Saturday, January 27, 2007

The Electoral System

 
 
The electoral laws, like those relating to marriage and rent, keep cropping up in the local political debate from time to time, even though significant developments usually occur only about once a decade.
With the recent agreement between the main political parties regarding the the electoral laws, and the talk about Josie Muscat being about to launch a new political party, the issue of what political system will work best in Malta has returned to the fore (see, for example, Fausto's posts here and here and this week's article in The Times by Alternattiva's Secretary-General) and I'd like to give my 2-cents' worth on the subject at greater 'length' than I have done already here on this blog.
In this post I'll start with what I view to be the basic origin of the 2-party system (basically why a semi-PR system is functioning like a first-past-the-post system), and then in later posts I plan to compare the electoral system with the possible alternatives and finally to give my views on the actual actors.
In Malta's case, the two-party system developed as a result of two basic facts. The first was the electoral system, which could actually handle three or four sizeable parties (or small regional ones). The small size of the island and the absence of strong regional identities (outside Gozo, which is after all, only one district) has meant that only sizeable national parties could survive in the longer term. As for national parties, while the system could indeed handle more than two, it nevertheless creates a virtually insurmountable barrier to entry for new parties and ensures a quick exit for parties in decline. With the exception of pre-WWII Labour, most successful third parties since 1921 have either been regional (the Gozo Party, the Jones Party and, to some extent, the Partito Democratico Nazionalista of 1921), or else splits from, or remnants of, the main parties (the MWP, the PĦN, Ganado's PDN and Mabel Strickland's PCP). The DAP are the only exceptions and they existed only briefly during the early post-war years, when the parties of the former 'semi-duopoly', the PN and the CP had been temporarily knocked out by World War II and the death of Lord Strickland respectively.
The second, and more important, reason for the present situation was the Labour Party. Until WWII, the system had not resulted in a clear 2-party system. However, with the extension of the franchise, the creation of the GWU and the sudden disappearance of the Constitutionals, the Labour Party became far stronger than all the other parties combined. Their natural support remained in the region of 55-60% well into the 1950s. Following Mintoff's take-over, the party also moved further to the left than it had ever been before and at that stage was having difficulty tolerating other points of view on the island. So, the perceived issue for non-Labourites for the next 40 years (at least) became how to avoid a one-party system. Fine distinctions between two-party and multi-party systems were not foremost in people's minds. The PN grew gradually to become the mass party it is today only in response to the Labour Party's strength. Indeed, I have no doubt that were the Labour Party to disappear tomorrow, the Nationalist Party would find it extremely difficult to hold itself together.
If the two parties appear to resemble each other, it is mainly because one of them exists to counterbalance the other. The system is a duopoly in a technical sense but I feel that the label 'MLPN' is misleading if it is taken to mean that the two parties habitually act in concert or are 'one party masquerading as two' as a friend of mine once put it. It is, on the contrary, an intensely competitive duopoly and one in which only one of the competitors has a truly independent existence as a mass party.

3 Comments:

Blogger Fausto Majistral said...

Great post Piet and my disagreements are only minor.

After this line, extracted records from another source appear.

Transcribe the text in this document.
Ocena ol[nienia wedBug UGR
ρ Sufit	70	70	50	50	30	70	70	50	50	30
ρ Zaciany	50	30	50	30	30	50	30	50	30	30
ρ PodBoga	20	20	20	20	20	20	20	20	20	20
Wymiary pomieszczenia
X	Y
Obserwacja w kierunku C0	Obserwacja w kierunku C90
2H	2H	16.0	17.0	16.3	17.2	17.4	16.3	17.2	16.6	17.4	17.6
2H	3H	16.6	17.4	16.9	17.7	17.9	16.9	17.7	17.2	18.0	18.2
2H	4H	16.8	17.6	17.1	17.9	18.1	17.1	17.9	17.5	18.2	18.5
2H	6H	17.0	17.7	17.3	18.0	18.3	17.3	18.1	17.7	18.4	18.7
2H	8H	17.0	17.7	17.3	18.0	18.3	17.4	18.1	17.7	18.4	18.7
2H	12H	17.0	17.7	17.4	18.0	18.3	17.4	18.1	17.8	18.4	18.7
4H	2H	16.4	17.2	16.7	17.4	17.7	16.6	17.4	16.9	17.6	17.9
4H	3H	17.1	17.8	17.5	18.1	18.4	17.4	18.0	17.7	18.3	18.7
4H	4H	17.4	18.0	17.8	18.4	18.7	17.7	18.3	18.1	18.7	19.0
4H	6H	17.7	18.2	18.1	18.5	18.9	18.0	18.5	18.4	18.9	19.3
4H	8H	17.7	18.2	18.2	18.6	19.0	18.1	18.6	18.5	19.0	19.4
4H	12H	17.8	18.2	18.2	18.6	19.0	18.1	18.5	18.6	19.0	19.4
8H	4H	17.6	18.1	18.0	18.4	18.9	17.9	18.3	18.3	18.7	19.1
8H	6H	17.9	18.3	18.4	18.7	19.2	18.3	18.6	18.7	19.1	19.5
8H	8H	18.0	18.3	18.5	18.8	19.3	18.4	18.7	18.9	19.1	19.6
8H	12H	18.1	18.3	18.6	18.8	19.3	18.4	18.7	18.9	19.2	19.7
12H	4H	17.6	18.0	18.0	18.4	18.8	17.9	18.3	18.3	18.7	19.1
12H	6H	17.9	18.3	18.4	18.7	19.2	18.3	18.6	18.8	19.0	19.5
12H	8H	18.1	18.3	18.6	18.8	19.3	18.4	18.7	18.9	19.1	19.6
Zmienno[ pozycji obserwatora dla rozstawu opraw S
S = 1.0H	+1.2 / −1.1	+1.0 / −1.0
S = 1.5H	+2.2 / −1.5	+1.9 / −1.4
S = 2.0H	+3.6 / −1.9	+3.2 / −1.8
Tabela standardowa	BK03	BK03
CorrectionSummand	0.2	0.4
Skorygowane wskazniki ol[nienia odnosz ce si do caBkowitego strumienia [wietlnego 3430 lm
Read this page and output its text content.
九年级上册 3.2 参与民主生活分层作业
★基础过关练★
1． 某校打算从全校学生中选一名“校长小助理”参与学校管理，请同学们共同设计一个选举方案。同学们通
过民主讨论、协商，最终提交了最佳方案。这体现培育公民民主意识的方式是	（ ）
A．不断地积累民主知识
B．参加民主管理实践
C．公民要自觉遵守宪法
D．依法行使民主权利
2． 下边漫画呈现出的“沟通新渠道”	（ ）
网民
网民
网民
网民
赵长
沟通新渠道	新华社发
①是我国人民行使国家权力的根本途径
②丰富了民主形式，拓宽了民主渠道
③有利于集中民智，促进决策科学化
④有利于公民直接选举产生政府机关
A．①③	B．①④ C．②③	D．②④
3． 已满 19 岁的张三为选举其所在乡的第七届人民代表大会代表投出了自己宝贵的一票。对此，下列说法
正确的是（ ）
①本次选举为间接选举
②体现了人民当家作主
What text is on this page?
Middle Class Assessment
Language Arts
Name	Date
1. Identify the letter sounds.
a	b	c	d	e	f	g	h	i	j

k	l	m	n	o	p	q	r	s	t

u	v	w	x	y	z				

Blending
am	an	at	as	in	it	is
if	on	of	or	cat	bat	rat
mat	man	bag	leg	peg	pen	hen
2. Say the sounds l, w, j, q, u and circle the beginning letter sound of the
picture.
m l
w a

First, why did we get STV? Because in the tradition of "divide et imperat" the Colonial authorities wanted a system where the Constitutional Party would be a contender and where the proto-Nationalist Party would be more prone to split. The move succeeded ... for sometime.

(The Brits did the same in Ireland -- they thought it would lead to the creation of Protestant parties, which didn't happen. In contrast, they gave Canada, Australia and New Zealand First-past-the-post).

The second concerns your point on third parties. IMHO there was only one real third party in Malta (or, at least, one that can be said to have scored some success): the pre-WWII Labour Party. The rest, those which did cause a blip on the electoral radar, were splits. The Gozo Party, the Jones Party and DAP were all Nationalist Party splits.

In fact, that's one thing STV encourages. Not, strictly speaking third parties, but splits. Check out what, ultimately, convinved Ganado to split from the Nationalist Party in 1958: the possibility that he ask his supporters that they give his candidates the higher preferences and then continue on the other parties "ta' taht l-umbrella".

It is difficult, if not impossible, to determine the direction of causality, but I think it is significant that in British political system the two main parties resembled each other the most in the 1950s (at the time of "Butskellism") when the two party system was then at its height.

So yes, technically MLPN is correct but not much more than that.

9:58 AM  
Anonymous Anonymous said...

For a market the size of Malta a healthy two-party system is probably optimal - so long as the responsible press play an active role in weeding out and consigning those with latent militant (though sadly often populist) tendencies to the recycling bin of history.

Had Arthur's Scargill's miners suceeded in bring down the Thatcher government in the early 1980s, the political world today would have been an infinitely poorer place. No Blatcherism, no third way, certainly no fourth way and nor would John Prescott ever have made a meaningful contribution to human development.

Probably.

8:41 AM  
Blogger Pietru Caxaru said...

I agree with most of your points there, Faust. Particularly interesting point about the system being conducive to party splits. I certainly think that there are cirumstances where that may happen (a situation where cooperation with the mother party is possible - as in the 1960s - or one where the electorate is quite sophisticated) but in other situations I'm not so sure that our system (as opposed to pure PR) gives breakaway groups much encouragement.